According to Mrs. Combs, when combined with the trash pitched out by locals and newcomers, the developments springing up everywhere are “ruining the scenery and tearing up the mountains.” She adds that the people moving into the developments, “won’t be friends with you, won’t throw up their hand even if they live right in your door. They put up gates and keep people out.” Further, Bertie says of the people moving into the overpriced developments, just like the young people she knows, “have no imagination — they play games and eat hamburgers. They have too many pleasures — too much stuff. They’d starve to death if they had to raise their own food.”

But raising one’s own food is about maintenance of the land as much as it is about nourishment of the body, and both are part of sustainable living, an old idea that is now a slow growing movement gaining a new following. Although that movement of good land stewardship has a few adherents among land developers here, they are by far in the minority. As long as there are people willing to dump trash along the roadsides, developers willing to turn lush mountainsides into strip mines of $500,000 homes on half acre lots, and people who prefer a wasteful, careless, and ostentatious lifestyle to a down-to-earth lifestyle, sustainable living, neither the kind Bertie Combs once knew, nor a more modern version, is a possibility.

Just down the road from Bertie’s home, there are seasonal houses big enough to hold her’s five times over.
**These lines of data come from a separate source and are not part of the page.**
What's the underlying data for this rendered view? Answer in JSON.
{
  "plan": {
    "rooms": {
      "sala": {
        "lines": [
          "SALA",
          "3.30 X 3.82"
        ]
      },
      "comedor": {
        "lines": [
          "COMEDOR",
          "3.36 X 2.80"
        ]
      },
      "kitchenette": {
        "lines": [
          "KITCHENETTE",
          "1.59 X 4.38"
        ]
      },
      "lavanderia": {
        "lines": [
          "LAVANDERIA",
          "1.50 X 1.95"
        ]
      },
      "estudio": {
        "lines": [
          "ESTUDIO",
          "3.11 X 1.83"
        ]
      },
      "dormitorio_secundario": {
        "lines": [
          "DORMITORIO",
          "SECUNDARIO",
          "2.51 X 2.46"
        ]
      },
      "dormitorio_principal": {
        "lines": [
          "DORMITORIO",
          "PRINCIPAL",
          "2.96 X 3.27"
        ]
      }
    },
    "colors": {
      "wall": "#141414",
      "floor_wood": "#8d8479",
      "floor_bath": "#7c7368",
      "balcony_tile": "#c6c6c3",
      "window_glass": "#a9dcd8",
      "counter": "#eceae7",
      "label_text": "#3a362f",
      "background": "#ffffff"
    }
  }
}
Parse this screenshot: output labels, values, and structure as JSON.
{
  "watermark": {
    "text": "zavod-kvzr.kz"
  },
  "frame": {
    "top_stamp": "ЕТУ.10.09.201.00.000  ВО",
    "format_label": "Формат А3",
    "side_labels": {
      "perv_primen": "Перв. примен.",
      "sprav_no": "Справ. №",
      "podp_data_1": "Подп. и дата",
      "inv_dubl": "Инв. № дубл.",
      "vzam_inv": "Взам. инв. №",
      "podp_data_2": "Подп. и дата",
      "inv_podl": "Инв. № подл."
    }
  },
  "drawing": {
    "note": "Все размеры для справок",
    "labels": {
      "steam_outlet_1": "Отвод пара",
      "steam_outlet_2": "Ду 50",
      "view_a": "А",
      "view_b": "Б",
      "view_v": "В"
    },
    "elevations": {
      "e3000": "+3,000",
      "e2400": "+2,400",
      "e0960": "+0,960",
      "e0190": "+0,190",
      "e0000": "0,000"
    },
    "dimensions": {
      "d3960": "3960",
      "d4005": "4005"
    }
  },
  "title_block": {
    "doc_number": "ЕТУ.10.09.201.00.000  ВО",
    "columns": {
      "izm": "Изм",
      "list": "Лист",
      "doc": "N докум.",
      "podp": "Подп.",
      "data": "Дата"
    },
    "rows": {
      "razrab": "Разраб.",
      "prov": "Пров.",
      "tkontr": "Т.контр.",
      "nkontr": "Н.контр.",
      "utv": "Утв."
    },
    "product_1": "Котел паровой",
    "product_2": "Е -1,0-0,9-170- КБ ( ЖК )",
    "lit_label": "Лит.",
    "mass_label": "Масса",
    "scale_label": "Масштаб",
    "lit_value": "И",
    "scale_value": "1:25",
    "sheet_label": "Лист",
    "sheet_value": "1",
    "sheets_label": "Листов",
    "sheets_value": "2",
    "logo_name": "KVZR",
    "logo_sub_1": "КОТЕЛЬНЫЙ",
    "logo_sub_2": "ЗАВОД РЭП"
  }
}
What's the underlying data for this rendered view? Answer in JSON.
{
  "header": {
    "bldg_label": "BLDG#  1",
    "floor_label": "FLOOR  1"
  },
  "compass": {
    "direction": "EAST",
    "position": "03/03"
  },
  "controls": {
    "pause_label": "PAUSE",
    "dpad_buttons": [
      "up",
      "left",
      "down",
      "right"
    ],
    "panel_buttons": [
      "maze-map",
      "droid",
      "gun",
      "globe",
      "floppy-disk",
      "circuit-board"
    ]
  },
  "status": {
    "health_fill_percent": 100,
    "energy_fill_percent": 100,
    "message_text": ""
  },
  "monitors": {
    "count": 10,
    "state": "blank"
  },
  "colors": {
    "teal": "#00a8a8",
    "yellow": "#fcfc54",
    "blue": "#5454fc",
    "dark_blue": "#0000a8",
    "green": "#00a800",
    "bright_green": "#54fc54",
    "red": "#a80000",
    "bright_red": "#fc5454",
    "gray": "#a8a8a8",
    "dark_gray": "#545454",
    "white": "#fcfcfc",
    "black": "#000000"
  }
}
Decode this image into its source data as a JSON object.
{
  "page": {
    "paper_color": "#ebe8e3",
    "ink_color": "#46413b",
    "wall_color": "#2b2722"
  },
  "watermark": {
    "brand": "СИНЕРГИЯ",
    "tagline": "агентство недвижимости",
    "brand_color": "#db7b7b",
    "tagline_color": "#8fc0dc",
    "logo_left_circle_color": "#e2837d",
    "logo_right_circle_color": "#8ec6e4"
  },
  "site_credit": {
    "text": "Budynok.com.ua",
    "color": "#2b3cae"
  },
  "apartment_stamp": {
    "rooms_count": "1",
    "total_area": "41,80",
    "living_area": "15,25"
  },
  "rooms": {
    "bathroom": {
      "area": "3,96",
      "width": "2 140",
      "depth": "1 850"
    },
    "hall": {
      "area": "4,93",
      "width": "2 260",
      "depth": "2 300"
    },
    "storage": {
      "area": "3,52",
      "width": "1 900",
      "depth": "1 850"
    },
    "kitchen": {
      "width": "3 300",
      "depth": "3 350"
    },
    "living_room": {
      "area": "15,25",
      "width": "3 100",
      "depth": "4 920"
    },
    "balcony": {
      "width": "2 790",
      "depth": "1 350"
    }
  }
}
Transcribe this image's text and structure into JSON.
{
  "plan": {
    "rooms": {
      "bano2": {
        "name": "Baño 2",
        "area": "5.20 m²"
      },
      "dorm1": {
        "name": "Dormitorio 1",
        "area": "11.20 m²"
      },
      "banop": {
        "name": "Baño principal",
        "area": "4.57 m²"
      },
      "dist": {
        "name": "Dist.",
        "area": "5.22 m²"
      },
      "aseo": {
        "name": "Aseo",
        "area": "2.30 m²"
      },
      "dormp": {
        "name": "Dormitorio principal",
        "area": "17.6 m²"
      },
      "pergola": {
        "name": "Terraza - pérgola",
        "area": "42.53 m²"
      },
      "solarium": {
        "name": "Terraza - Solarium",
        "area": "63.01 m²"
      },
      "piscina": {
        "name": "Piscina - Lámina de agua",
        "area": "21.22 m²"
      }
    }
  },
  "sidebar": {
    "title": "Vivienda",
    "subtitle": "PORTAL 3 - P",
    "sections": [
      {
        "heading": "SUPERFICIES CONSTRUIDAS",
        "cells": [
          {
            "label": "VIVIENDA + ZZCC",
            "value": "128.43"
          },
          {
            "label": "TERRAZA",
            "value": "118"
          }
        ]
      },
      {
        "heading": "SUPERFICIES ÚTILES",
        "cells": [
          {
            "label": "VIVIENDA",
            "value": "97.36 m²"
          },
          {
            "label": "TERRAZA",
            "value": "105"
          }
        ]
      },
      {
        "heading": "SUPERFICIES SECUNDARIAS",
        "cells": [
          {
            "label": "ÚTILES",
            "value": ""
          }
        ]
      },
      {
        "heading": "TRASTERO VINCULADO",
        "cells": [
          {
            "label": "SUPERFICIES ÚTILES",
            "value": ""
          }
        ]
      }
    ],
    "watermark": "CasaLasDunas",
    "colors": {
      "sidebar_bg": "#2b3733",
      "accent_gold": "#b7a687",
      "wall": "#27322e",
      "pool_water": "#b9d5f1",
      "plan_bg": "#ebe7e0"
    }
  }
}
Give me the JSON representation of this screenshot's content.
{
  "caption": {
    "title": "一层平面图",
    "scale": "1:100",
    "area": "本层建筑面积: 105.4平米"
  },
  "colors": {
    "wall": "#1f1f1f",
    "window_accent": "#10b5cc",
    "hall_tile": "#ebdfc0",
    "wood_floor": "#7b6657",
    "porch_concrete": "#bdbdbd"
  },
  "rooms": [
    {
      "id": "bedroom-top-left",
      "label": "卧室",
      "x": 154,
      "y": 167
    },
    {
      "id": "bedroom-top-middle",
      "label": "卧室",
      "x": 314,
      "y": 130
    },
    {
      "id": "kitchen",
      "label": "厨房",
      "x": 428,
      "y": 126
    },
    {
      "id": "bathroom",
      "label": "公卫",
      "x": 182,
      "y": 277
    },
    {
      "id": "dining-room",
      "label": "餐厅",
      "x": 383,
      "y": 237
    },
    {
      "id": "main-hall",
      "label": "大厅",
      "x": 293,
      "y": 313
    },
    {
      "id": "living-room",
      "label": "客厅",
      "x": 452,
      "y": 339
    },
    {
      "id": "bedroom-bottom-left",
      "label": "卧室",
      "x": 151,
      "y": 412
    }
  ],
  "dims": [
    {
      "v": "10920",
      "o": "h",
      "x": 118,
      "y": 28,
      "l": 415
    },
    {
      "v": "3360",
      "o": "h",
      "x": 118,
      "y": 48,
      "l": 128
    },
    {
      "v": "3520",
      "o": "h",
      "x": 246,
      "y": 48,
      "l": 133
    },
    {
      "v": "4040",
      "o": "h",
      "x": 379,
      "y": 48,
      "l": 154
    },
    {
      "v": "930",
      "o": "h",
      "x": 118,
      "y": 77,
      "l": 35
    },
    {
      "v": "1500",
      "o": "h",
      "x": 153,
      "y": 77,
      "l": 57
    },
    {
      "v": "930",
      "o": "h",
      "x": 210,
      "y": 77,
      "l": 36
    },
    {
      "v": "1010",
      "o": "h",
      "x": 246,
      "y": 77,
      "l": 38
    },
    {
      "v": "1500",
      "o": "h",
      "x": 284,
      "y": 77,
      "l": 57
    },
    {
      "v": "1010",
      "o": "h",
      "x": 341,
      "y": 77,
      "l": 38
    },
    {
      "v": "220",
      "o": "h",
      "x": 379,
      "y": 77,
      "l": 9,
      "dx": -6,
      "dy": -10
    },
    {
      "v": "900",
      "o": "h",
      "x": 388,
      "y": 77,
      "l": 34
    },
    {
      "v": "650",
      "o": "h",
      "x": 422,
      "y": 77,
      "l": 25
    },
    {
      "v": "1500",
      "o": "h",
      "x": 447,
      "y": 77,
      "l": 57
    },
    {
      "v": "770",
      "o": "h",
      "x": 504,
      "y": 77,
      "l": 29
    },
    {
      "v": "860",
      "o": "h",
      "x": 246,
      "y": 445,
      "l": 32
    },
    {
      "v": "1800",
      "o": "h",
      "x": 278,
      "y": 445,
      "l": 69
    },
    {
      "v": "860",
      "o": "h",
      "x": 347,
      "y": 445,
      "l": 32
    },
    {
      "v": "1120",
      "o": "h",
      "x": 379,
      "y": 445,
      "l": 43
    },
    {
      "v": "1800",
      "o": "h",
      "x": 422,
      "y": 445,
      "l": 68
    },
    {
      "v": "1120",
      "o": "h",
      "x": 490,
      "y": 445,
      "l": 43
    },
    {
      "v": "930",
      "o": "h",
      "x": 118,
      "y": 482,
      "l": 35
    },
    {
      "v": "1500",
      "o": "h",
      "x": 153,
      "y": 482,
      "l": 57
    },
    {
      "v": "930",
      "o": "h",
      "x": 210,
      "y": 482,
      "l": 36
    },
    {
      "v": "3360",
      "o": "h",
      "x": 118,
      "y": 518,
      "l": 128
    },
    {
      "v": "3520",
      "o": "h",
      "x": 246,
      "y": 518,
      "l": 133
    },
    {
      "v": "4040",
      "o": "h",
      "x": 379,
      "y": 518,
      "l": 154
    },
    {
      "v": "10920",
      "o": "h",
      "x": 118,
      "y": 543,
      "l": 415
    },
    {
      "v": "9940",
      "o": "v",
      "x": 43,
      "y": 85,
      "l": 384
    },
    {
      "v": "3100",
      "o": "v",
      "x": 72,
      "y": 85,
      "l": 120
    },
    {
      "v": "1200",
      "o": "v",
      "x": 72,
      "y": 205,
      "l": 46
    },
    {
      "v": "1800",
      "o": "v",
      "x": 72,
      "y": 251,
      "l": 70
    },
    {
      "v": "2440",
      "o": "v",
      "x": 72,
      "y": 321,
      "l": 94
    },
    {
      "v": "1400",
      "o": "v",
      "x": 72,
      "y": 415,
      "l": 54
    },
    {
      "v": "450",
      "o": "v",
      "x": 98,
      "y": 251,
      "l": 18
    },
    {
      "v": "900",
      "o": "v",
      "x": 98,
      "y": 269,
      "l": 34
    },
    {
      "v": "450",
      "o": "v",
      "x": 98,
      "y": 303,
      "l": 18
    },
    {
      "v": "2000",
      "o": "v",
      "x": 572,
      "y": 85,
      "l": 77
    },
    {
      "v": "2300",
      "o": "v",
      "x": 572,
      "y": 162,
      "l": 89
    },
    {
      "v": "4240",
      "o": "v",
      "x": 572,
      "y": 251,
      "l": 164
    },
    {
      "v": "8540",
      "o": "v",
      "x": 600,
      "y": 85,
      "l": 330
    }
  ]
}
Some of the houses are perched on badly excavated lots that thicken the waters of Alarka Creek with red clay runoff after a rain, and look themselves as if they might slide into the creek along with all the diapers and milk cartons if it just rained hard enough. In the last chapter of Where There Are Mountains, Donald Edward Davis says, “In the past, when humans and the environment came together in the mountains, they influenced each other. Nature was never entirely opposed to social life, and mountain culture has always exhibited ecological aspects.” But there is no relationship between people and land when that land is viewed only as a commodity to be bought and sold.

Bertie has a Life magazine photograph of her father sitting in a rocking chair that he made on the porch of the cabin where she was raised. In the picture, Taylor Parris is enigmatically pointing ahead of him for the benefit of the photographer who had strayed 10 miles up Alarka Creek. From the porch of that cabin, however, if you point in the same direction, you are pointing up into the Alarka mountains. Perhaps Mr. Parris was simply giving the photographer directions. Or perhaps he had a prescient sense, as the natives must have had when they sighted the first Europeans, that this arrival signaled significant change.

(Dawn Gilchrist-Young is a writer and teacher who lives in Cullowhee.)